In Stephen King’s novel Misery (which I’ve just re-read as part of World Book Night – I shall be passing that copy along presently, and I hope it makes its way to you, wherever you are) the protagonist author Paul Sheldon’s view of “the zone” is that glorious moment when the “hole in the paper” opens up and swallows the writer, where he is living the story and unaware of his physical self or surroundings. The real and the imagined merge. What’s written becomes reality, if only for that short time, and that remembered veneer of reality carries across to the reader later.

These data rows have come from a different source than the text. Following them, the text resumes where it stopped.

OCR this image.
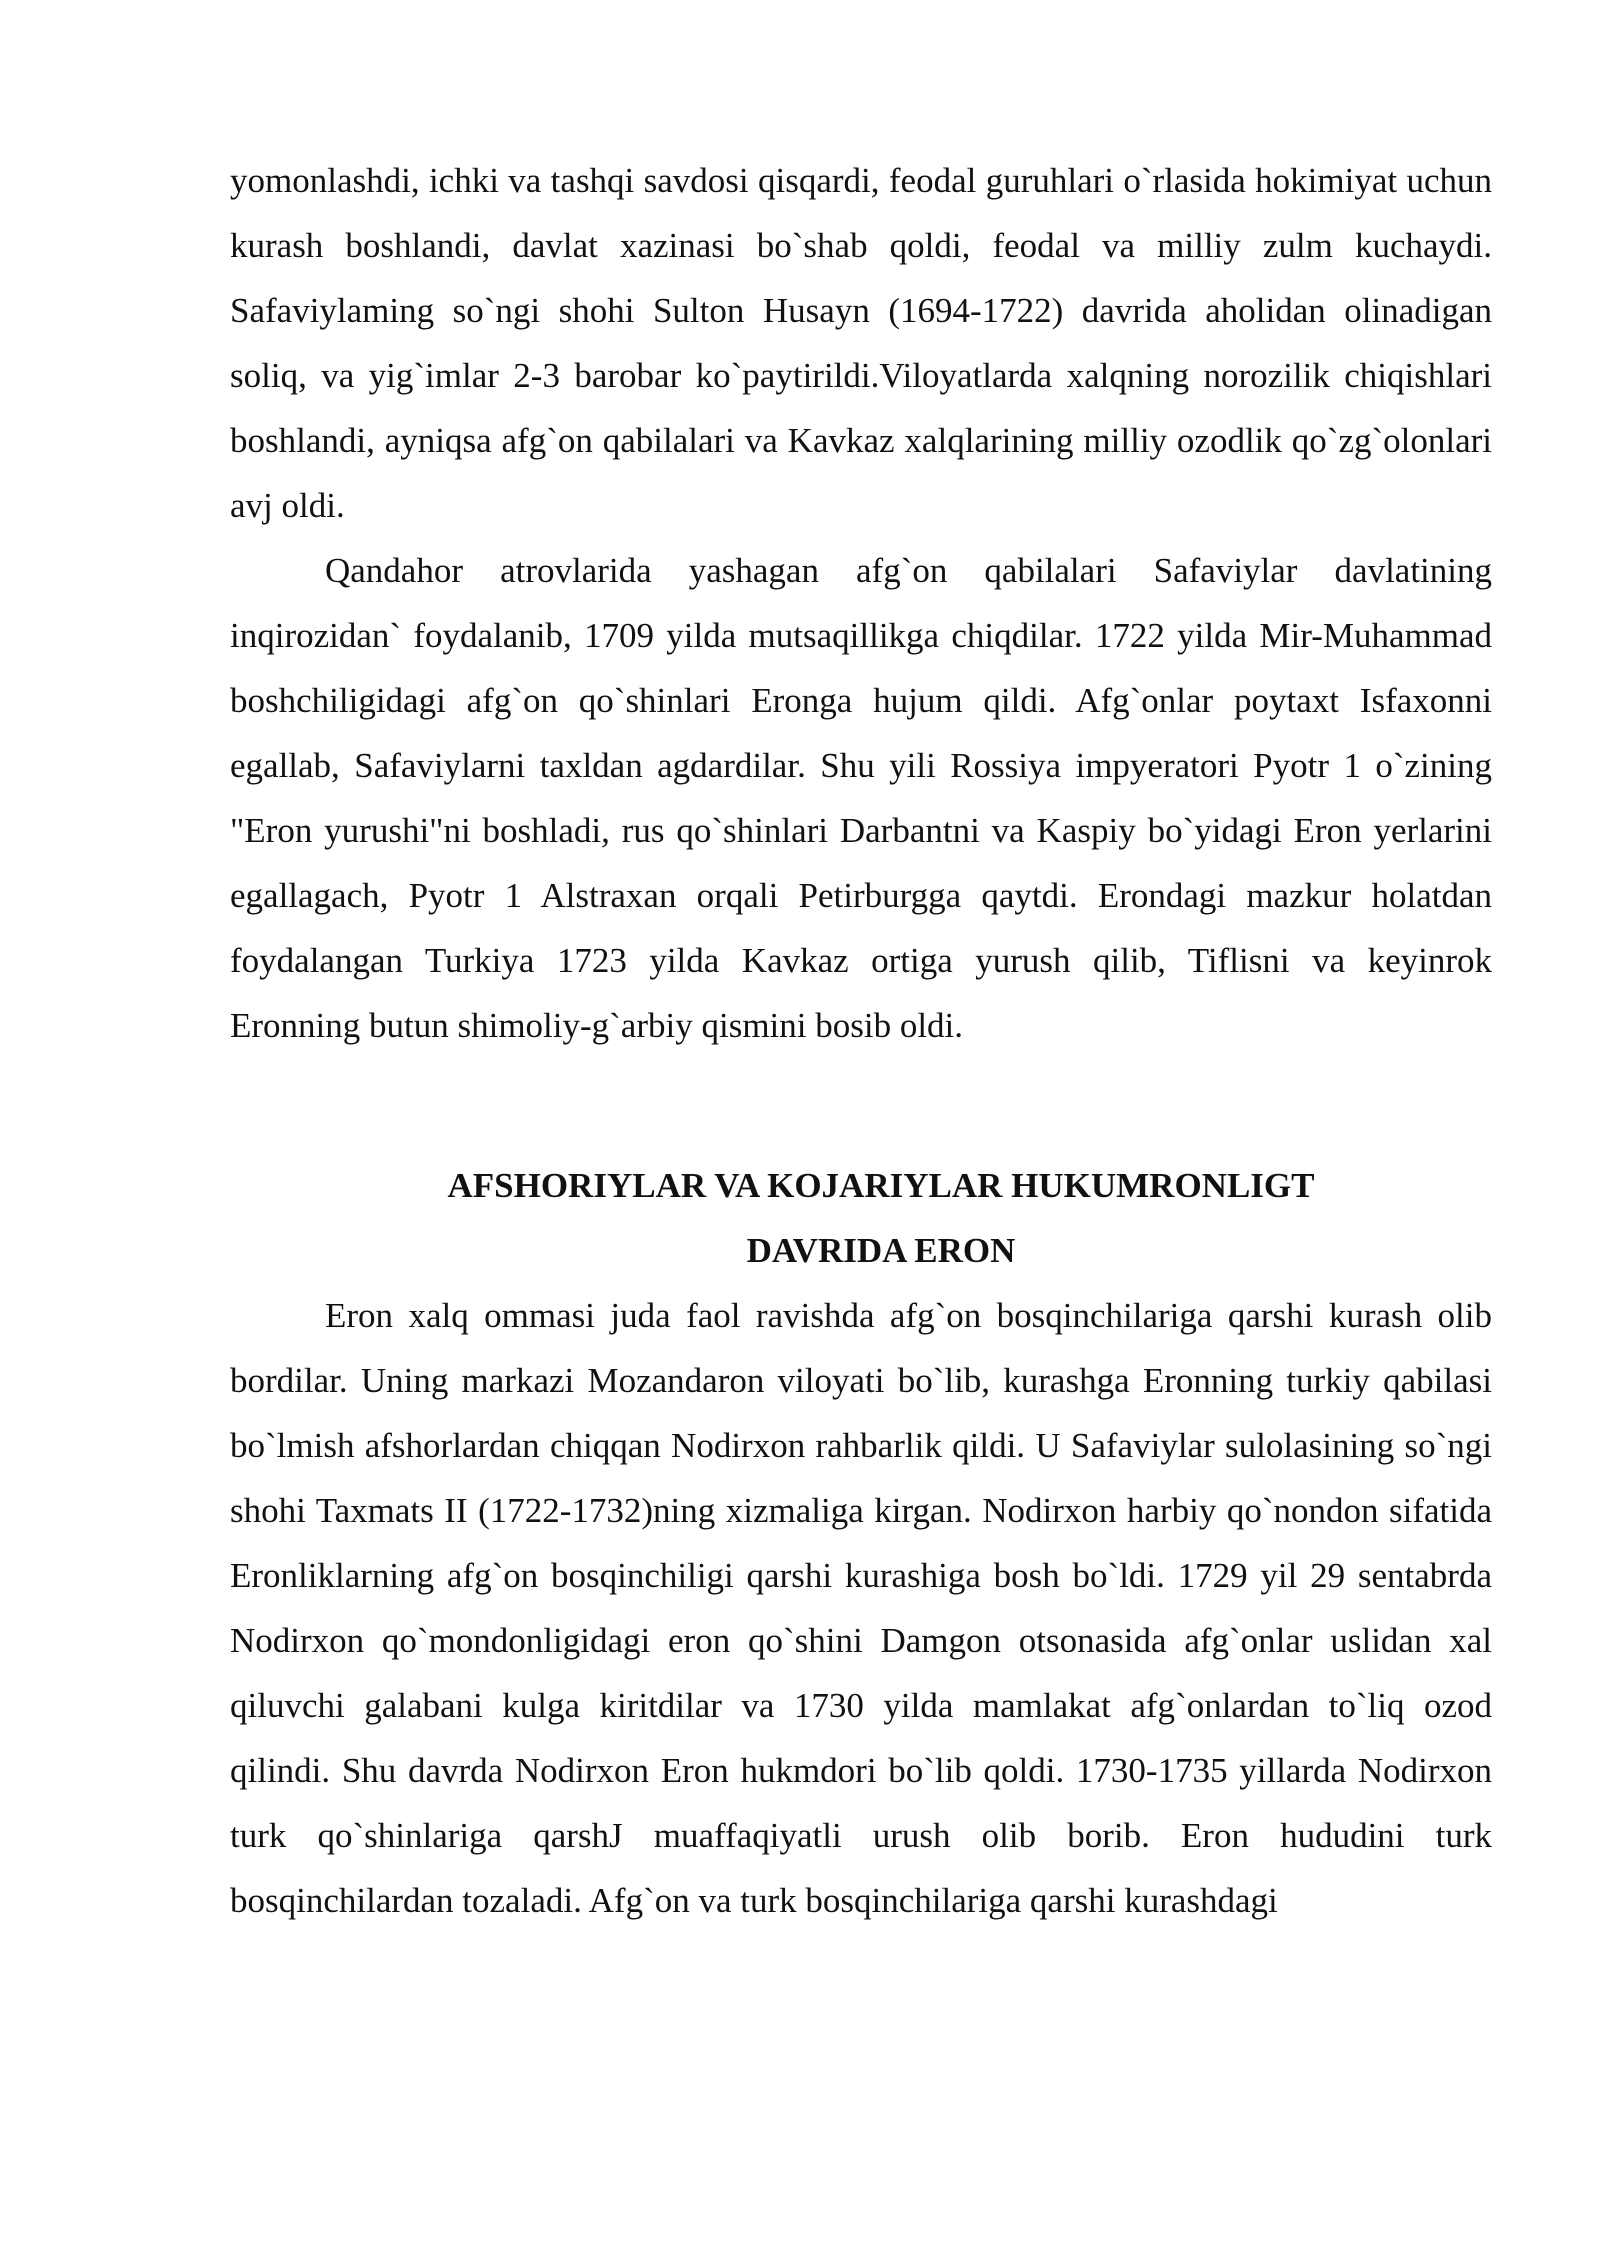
yomonlashdi, ichki va tashqi savdosi qisqardi, feodal guruhlari o`rlasida hokimiyat uchun kurash boshlandi, davlat xazinasi bo`shab qoldi, feodal va milliy zulm kuchaydi. Safaviylaming so`ngi shohi Sulton Husayn (1694-1722) davrida aholidan olinadigan soliq, va yig`imlar 2-3 barobar ko`paytirildi.Viloyatlarda xalqning norozilik chiqishlari boshlandi, ayniqsa afg`on qabilalari va Kavkaz xalqlarining milliy ozodlik qo`zg`olonlari avj oldi.

Qandahor atrovlarida yashagan afg`on qabilalari Safaviylar davlatining inqirozidan` foydalanib, 1709 yilda mutsaqillikga chiqdilar. 1722 yilda Mir-Muhammad boshchiligidagi afg`on qo`shinlari Eronga hujum qildi. Afg`onlar poytaxt Isfaxonni egallab, Safaviylarni taxldan agdardilar. Shu yili Rossiya impyeratori Pyotr 1 o`zining "Eron yurushi"ni boshladi, rus qo`shinlari Darbantni va Kaspiy bo`yidagi Eron yerlarini egallagach, Pyotr 1 Alstraxan orqali Petirburgga qaytdi. Erondagi mazkur holatdan foydalangan Turkiya 1723 yilda Kavkaz ortiga yurush qilib, Tiflisni va keyinrok Eronning butun shimoliy-g`arbiy qismini bosib oldi.

AFSHORIYLAR VA KOJARIYLAR HUKUMRONLIGT

DAVRIDA ERON

Eron xalq ommasi juda faol ravishda afg`on bosqinchilariga qarshi kurash olib bordilar. Uning markazi Mozandaron viloyati bo`lib, kurashga Eronning turkiy qabilasi bo`lmish afshorlardan chiqqan Nodirxon rahbarlik qildi. U Safaviylar sulolasining so`ngi shohi Taxmats II (1722-1732)ning xizmaliga kirgan. Nodirxon harbiy qo`nondon sifatida Eronliklarning afg`on bosqinchiligi qarshi kurashiga bosh bo`ldi. 1729 yil 29 sentabrda Nodirxon qo`mondonligidagi eron qo`shini Damgon otsonasida afg`onlar uslidan xal qiluvchi galabani kulga kiritdilar va 1730 yilda mamlakat afg`onlardan to`liq ozod qilindi. Shu davrda Nodirxon Eron hukmdori bo`lib qoldi. 1730-1735 yillarda Nodirxon turk qo`shinlariga qarshJ muaffaqiyatli urush olib borib. Eron hududini turk bosqinchilardan tozaladi. Afg`on va turk bosqinchilariga qarshi kurashdagi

At 3a.m, as any long-term insomniac will tell you, the boundaries between what’s real and what’s not are pretty damn thin anyway. Pick up the pen, open the laptop – the boundaries are now only how fast you can get the words down and how long you can stay awake. I have done the least editing on 3 a.m. stories out of all of my work. They come out faster, more fully formed, more assured. They have a life of their own. The difference between these early-morning beasts and their late-afternoon companions is like the difference between a peacock and a chicken.
After years of being an insomniac – I think the last time I wasn’t tired was probably in 1987 – I can only speak for the good of it with practice. But there’s treasure everywhere, if you have a mind to look.